A record number of 422 air-safety violations were detected in 2016 against 275 in 2015. Is DGCA well equipped and well resourced to handle the safety issues?

Right from the ICAO Universal Safety Oversight Audit Programme in 2006, the findings have pointed towards a shortage of qualified man power.

Every time, they are assured that the numbers will be filled up as soon as possible. Eleven years on, the malaise continues. Accidents are covered up as incidents and investigation standards are really low.

The Flight Standards Directorate of DGCA is a joke and the lowering of standards is primarily due to this.

How badly does India need a Civil Aviation Authority (CAA)? Why has this reform on regulatory mechanism been put on the backburner?

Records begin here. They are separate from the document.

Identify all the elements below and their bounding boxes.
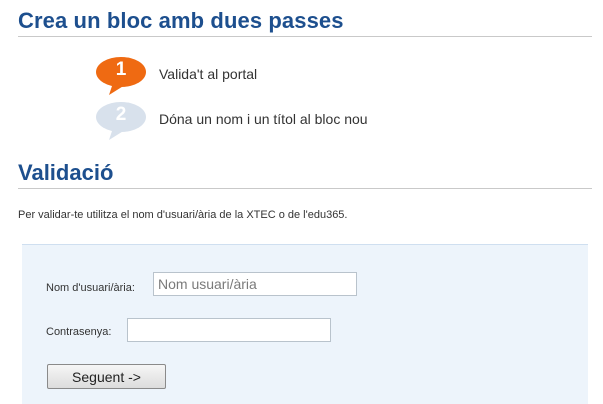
step-1: 1 Valida't al portal	[95, 56, 495, 96]
section-divider	[18, 188, 592, 189]
step-1-number: 1	[115, 59, 127, 80]
section-title-validation: Validació	[18, 160, 114, 185]
step-2-number: 2	[115, 104, 127, 125]
step-2: 2 Dóna un nom i un títol al bloc nou	[95, 101, 495, 141]
title-divider	[18, 36, 592, 37]
step-1-bubble-icon: 1	[95, 56, 149, 96]
step-2-label: Dóna un nom i un títol al bloc nou	[159, 111, 368, 127]
password-label: Contrasenya:	[46, 326, 112, 338]
login-form: Nom d'usuari/ària: Contrasenya: Seguent …	[22, 244, 588, 404]
password-input[interactable]	[127, 318, 331, 342]
step-2-bubble-icon: 2	[95, 101, 149, 141]
validation-instructions: Per validar-te utilitza el nom d'usuari/…	[18, 209, 348, 221]
username-input[interactable]	[153, 272, 357, 296]
step-1-label: Valida't al portal	[159, 66, 258, 82]
page-title: Crea un bloc amb dues passes	[18, 8, 344, 33]
next-button[interactable]: Seguent ->	[47, 364, 166, 389]
username-label: Nom d'usuari/ària:	[46, 282, 135, 294]
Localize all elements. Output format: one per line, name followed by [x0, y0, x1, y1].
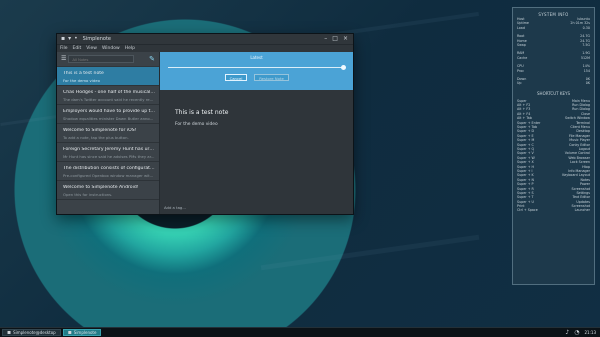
taskbar-item[interactable]: ▪ Simplenote@desktop	[2, 329, 61, 336]
shortcut-row: Ctrl + Space Launcher	[513, 208, 594, 212]
shortcut-value: Launcher	[574, 208, 590, 213]
new-note-icon[interactable]: ✎	[149, 55, 155, 63]
minimize-icon[interactable]: –	[324, 36, 327, 42]
menu-bar: File Edit View Window Help	[57, 45, 353, 52]
note-list-item[interactable]: The distribution consists of configurati…	[57, 162, 159, 181]
simplenote-window: ▪ ▾ • Simplenote – □ × File Edit View Wi…	[56, 33, 354, 215]
note-list-item[interactable]: Foreign Secretary Jeremy Hunt has urge..…	[57, 143, 159, 162]
close-icon[interactable]: ×	[343, 36, 348, 42]
volume-icon[interactable]: ♪	[565, 329, 569, 336]
restore-note-button[interactable]: Restore Note	[254, 74, 289, 81]
system-info-row: Up 0K	[513, 81, 594, 85]
note-preview: Mr Hunt has since said he advises PMs th…	[63, 154, 155, 159]
system-info-key: Up	[517, 81, 522, 86]
history-slider-handle[interactable]	[341, 65, 346, 70]
maximize-icon[interactable]: □	[332, 36, 338, 42]
note-preview: Open this for instructions.	[63, 192, 113, 197]
app-icon: ▪	[7, 328, 12, 336]
note-title: This is a test note	[63, 71, 104, 76]
history-panel: Latest Cancel Restore Note	[160, 52, 353, 90]
note-list-item[interactable]: This is a test note For the demo video	[57, 67, 159, 86]
note-preview: Shadow equalities minister Dawn Butler a…	[63, 116, 154, 121]
note-list-item[interactable]: Chas Hodges - one half of the musical d.…	[57, 86, 159, 105]
system-info-value: 0.30	[582, 25, 590, 30]
note-list-item[interactable]: Welcome to Simplenote for iOS! To add a …	[57, 124, 159, 143]
taskbar-item[interactable]: ▪ Simplenote	[62, 328, 102, 336]
pin-icon[interactable]: •	[74, 36, 78, 42]
shortcut-key: Ctrl + Space	[517, 208, 538, 213]
system-info-rows: Host lubuntu Uptime 2h 01m 32s Load 0.30 Root 2…	[513, 17, 594, 86]
system-info-value: 7.5G	[582, 42, 590, 47]
editor-body[interactable]: For the demo video	[175, 122, 338, 127]
clock: 21:13	[584, 330, 596, 335]
history-label: Latest	[250, 55, 263, 60]
taskbar: ▪ Simplenote@desktop ▪ Simplenote ♪ ◔ 21…	[0, 327, 600, 337]
cancel-button[interactable]: Cancel	[225, 74, 247, 81]
note-list-item[interactable]: Welcome to Simplenote Android! Open this…	[57, 181, 159, 200]
note-title: Employers would have to provide up to t.…	[63, 109, 155, 114]
taskbar-label: Simplenote@desktop	[13, 330, 56, 335]
menu-view[interactable]: View	[86, 46, 97, 51]
menu-help[interactable]: Help	[125, 46, 135, 51]
note-list-item[interactable]: Employers would have to provide up to t.…	[57, 105, 159, 124]
history-slider-track[interactable]	[168, 67, 345, 68]
search-input[interactable]	[68, 55, 135, 63]
network-icon[interactable]: ◔	[574, 329, 579, 336]
note-title: The distribution consists of configurati…	[63, 166, 155, 171]
shortcut-rows: Super Main Menu Alt + F2 Run Dialog Alt + F3…	[513, 99, 594, 213]
shortcut-keys-title: SHORTCUT KEYS	[537, 90, 570, 96]
app-icon: ▪	[67, 328, 72, 336]
note-title: Foreign Secretary Jeremy Hunt has urge..…	[63, 147, 155, 152]
menu-edit[interactable]: Edit	[73, 46, 82, 51]
menu-window[interactable]: Window	[102, 46, 120, 51]
system-info-key: Load	[517, 25, 525, 30]
system-info-key: Proc	[517, 68, 525, 73]
note-preview: The dam's Twitter account said he recent…	[63, 97, 155, 102]
note-preview: Pre-configured Openbox window manager wi…	[63, 173, 154, 178]
note-preview: To add a note, tap the plus button.	[63, 135, 129, 140]
system-tray: ♪ ◔ 21:13	[565, 329, 596, 336]
window-titlebar: ▪ ▾ • Simplenote – □ ×	[57, 34, 353, 45]
editor-title[interactable]: This is a test note	[175, 109, 338, 116]
system-info-panel: SYSTEM INFO Host lubuntu Uptime 2h 01m 32s L…	[512, 7, 595, 285]
editor-pane: Latest Cancel Restore Note This is a tes…	[160, 52, 353, 214]
note-title: Welcome to Simplenote for iOS!	[63, 128, 137, 133]
system-info-key: Cache	[517, 55, 528, 60]
system-info-value: 0K	[585, 81, 590, 86]
sidebar-toggle-icon[interactable]: ☰	[61, 56, 66, 62]
system-info-value: 512M	[580, 55, 590, 60]
window-menu-icon[interactable]: ▪	[61, 36, 65, 42]
window-title: Simplenote	[82, 36, 111, 42]
menu-file[interactable]: File	[60, 46, 68, 51]
note-title: Chas Hodges - one half of the musical d.…	[63, 90, 155, 95]
tag-input[interactable]: Add a tag...	[164, 205, 186, 210]
note-list-pane: ☰ ✎ This is a test note For the demo vid…	[57, 52, 160, 214]
note-search-bar: ☰ ✎	[57, 52, 159, 67]
note-preview: For the demo video	[63, 78, 100, 83]
system-info-value: 154	[583, 68, 590, 73]
note-editor[interactable]: This is a test note For the demo video	[160, 90, 353, 138]
window-options-icon[interactable]: ▾	[68, 36, 71, 42]
taskbar-label: Simplenote	[73, 330, 97, 335]
note-title: Welcome to Simplenote Android!	[63, 185, 139, 190]
system-info-key: Swap	[517, 42, 526, 47]
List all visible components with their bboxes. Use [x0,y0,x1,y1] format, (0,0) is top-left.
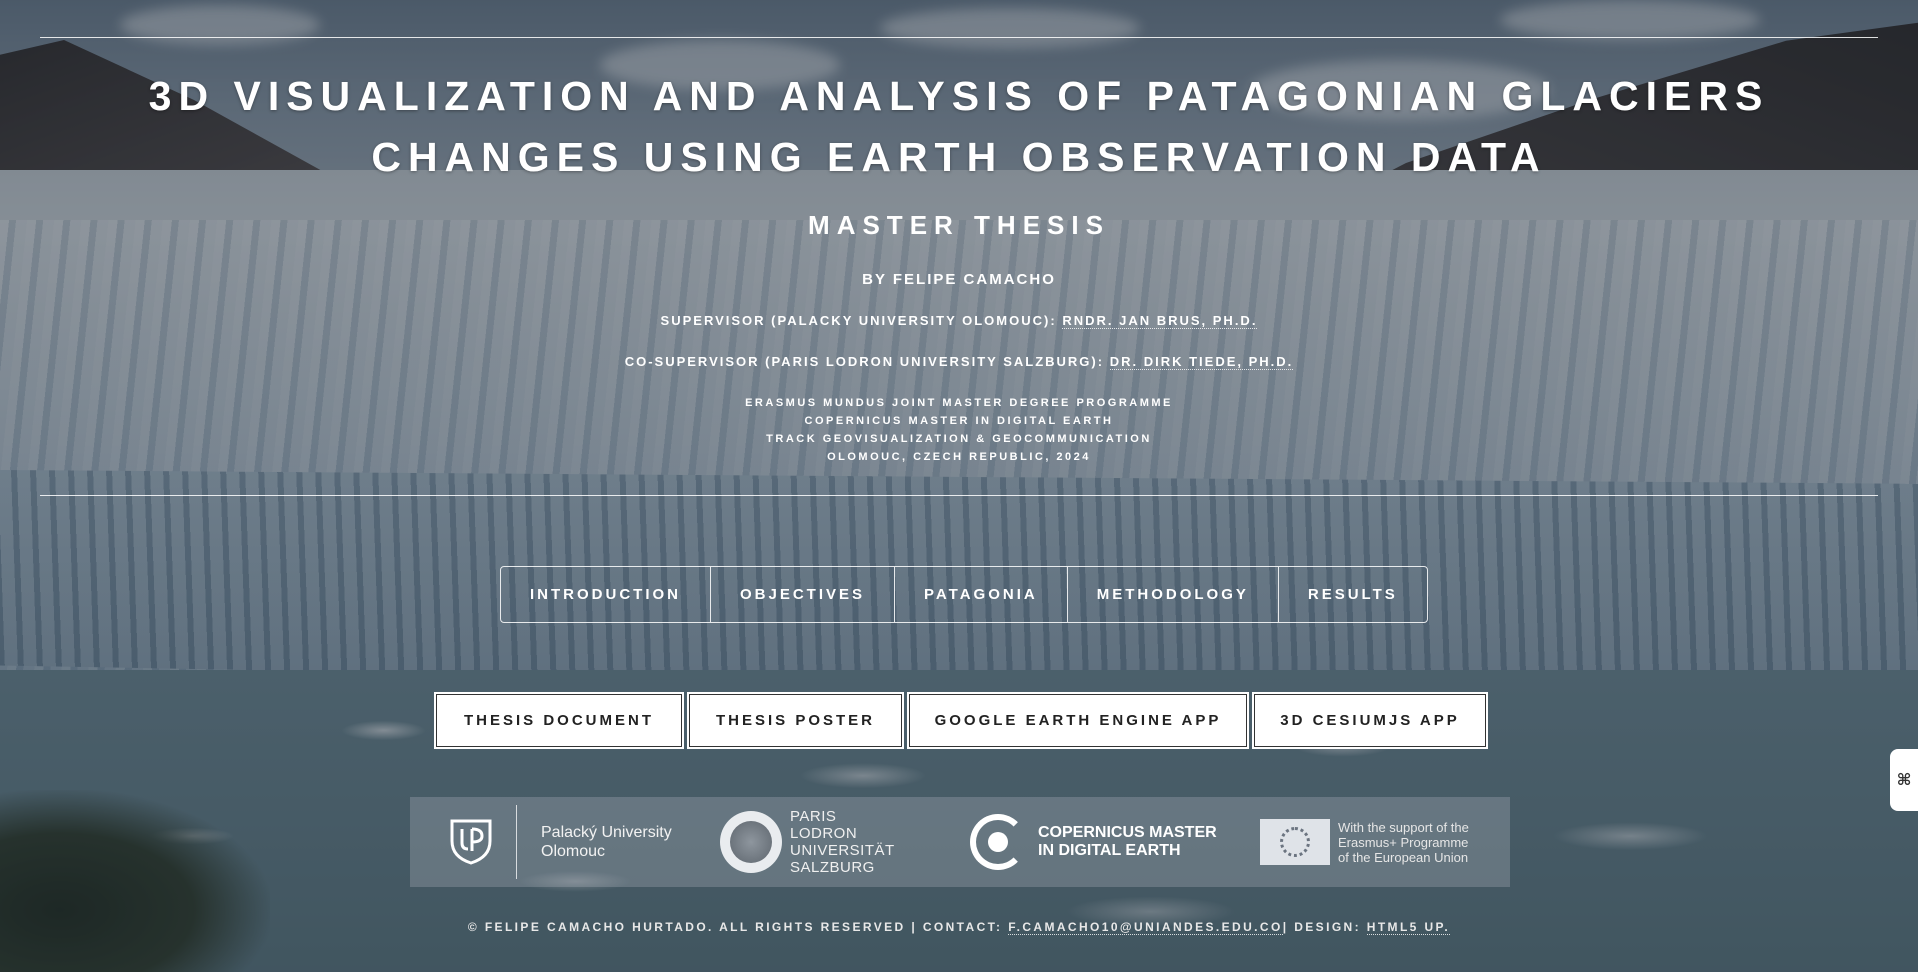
eu-line: of the European Union [1338,849,1469,865]
programme-line: COPERNICUS MASTER IN DIGITAL EARTH [804,415,1114,427]
plus-line: SALZBURG [790,859,875,876]
plus-logo: PARIS LODRON UNIVERSITÄT SALZBURG [720,808,970,876]
eu-flag-icon [1260,819,1330,865]
subtitle: MASTER THESIS [808,210,1110,240]
upol-shield-icon [450,819,492,865]
title-line-2: CHANGES USING EARTH OBSERVATION DATA [371,134,1547,180]
programme-line: TRACK GEOVISUALIZATION & GEOCOMMUNICATIO… [766,433,1152,445]
copernicus-line: IN DIGITAL EARTH [1038,842,1181,859]
programme-line: ERASMUS MUNDUS JOINT MASTER DEGREE PROGR… [745,397,1173,409]
cosupervisor-link[interactable]: DR. DIRK TIEDE, PH.D. [1109,354,1294,370]
author: BY FELIPE CAMACHO [862,271,1056,288]
programme-info: ERASMUS MUNDUS JOINT MASTER DEGREE PROGR… [0,394,1918,466]
footer-design-label: | DESIGN: [1282,920,1362,934]
footer-copyright: © FELIPE CAMACHO HURTADO. ALL RIGHTS RES… [467,920,1003,934]
partner-logos: Palacký University Olomouc PARIS LODRON … [410,797,1510,887]
side-tab-icon: ⌘ [1896,772,1912,789]
copernicus-line: COPERNICUS MASTER [1038,824,1217,841]
copernicus-logo: COPERNICUS MASTER IN DIGITAL EARTH [970,814,1260,870]
thesis-poster-button[interactable]: THESIS POSTER [687,692,904,749]
upol-name-line: Olomouc [541,843,606,860]
side-tab-handle[interactable]: ⌘ [1890,749,1918,811]
copernicus-ring-icon [970,814,1026,870]
gee-app-button[interactable]: GOOGLE EARTH ENGINE APP [907,692,1249,749]
erasmus-logo: With the support of the Erasmus+ Program… [1260,819,1510,865]
eu-line: Erasmus+ Programme [1338,834,1469,850]
plus-seal-icon [720,811,782,873]
nav-methodology[interactable]: METHODOLOGY [1066,567,1278,622]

India needs an independent CAA. And not just today; it has been missing one for the past 20 years. The MoCA controls all aspects of aviation in India without having a single qualified person. This scenario cannot continue.

India is on a modernisation spree of its aviation sector, especially building new airports. What are the challenges on safety issues?

Indian aviation is a perfect example of ‘never judge a book by its cover’. Attractive terminal buildings and a number of airports do not make for a safe system. We have a severe shortage of qualified pilots, engineers, air traffic controllers and personnel. Merely filling the vacancies without proper training and qualification does not make it a safe system. First, employ, train and provide experience to qualified personnel before thinking of expansion.

Is there enough focus on building infrastructure to handle the growing capacity and training/skilling manpower to handle growing challenges?

No. Focus is mainly on popular statements and how things are bright.